The Company wishes to caution readers that these forward-looking statements and
any other forward-looking statements made by the Company are based on a number
of assumptions, estimates and projections including, but not limited to,
continuation of economic growth and demand for wireless and wireline
communications services; continuation at the current level of services for
certain material customers; reform initiatives being considered by the FCC being
relatively revenue neutral; significant competition in the Company's telephone
service area not emerging in 1998; the impact on capital requirements and
earnings from new business opportunities and expansion into new markets; greater
than anticipated competitive activity requiring reduced pricing; and achievement
of build-out, operational, capital, financing and marketing plans relating to
deployment of PCS services.

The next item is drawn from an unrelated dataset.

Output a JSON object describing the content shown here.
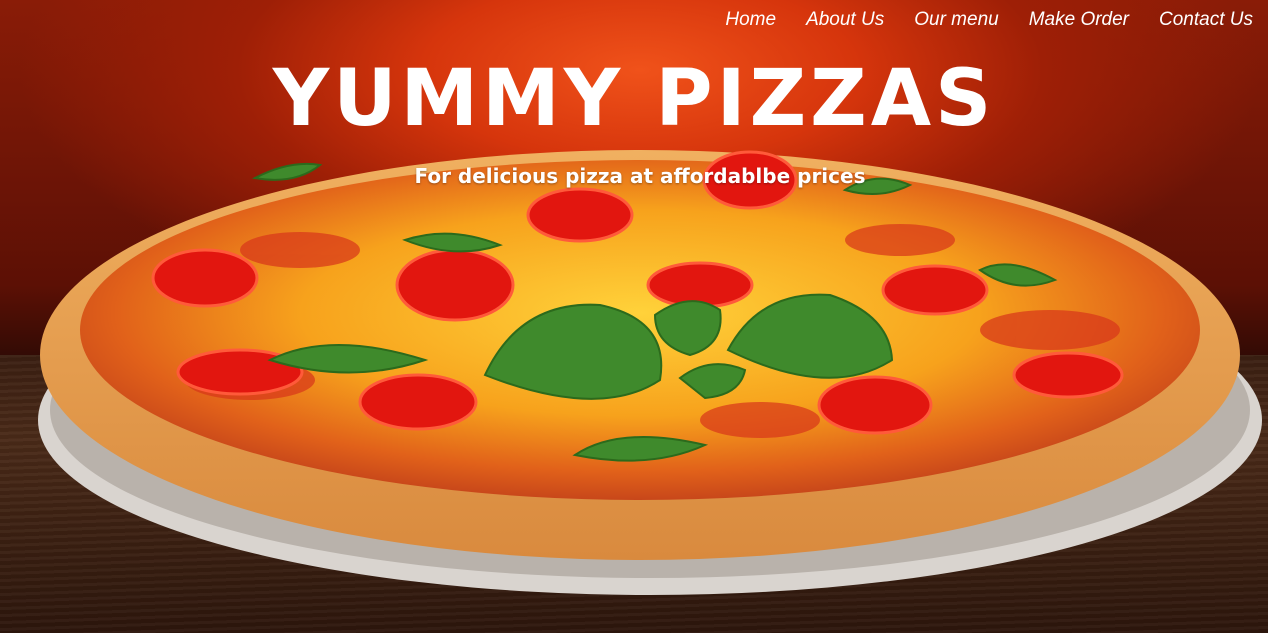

Investors are cautioned that any such
forward-looking statements are not guarantees of future performance and involve
risks and uncertainties, and that any significant deviations from these
assumptions could cause actual results to differ materially from those in the
above and other forward-looking statements. Forward-looking statements included
herein are as of the date hereof and the Company undertakes no obligation to
revise or update such statements to reflect events or circumstances after the
date hereof or to reflect the occurrence of unanticipated events.
RESULTS OF OPERATIONS
The Company had net income of $2.4 million, or $0.19 per share, for the first
quarter 1998. This represents a 1% decrease over net income of $2.5 million, or
$.19 per share for the first quarter 1997. Net income for the first quarter of
1998 included a $0.9 million loss ($0.5 million loss after-tax) relating to the
Company's share of losses from our PCS investment that successfully commenced
providing Personal Communications Services (PCS) throughout the Company's
Virginia marketplace. In addition, further decline in the market price of
American Telecasting, Inc. prompted an additional write-down in the Company's
investment of approximately $0.3 million ($0.2 million after-tax).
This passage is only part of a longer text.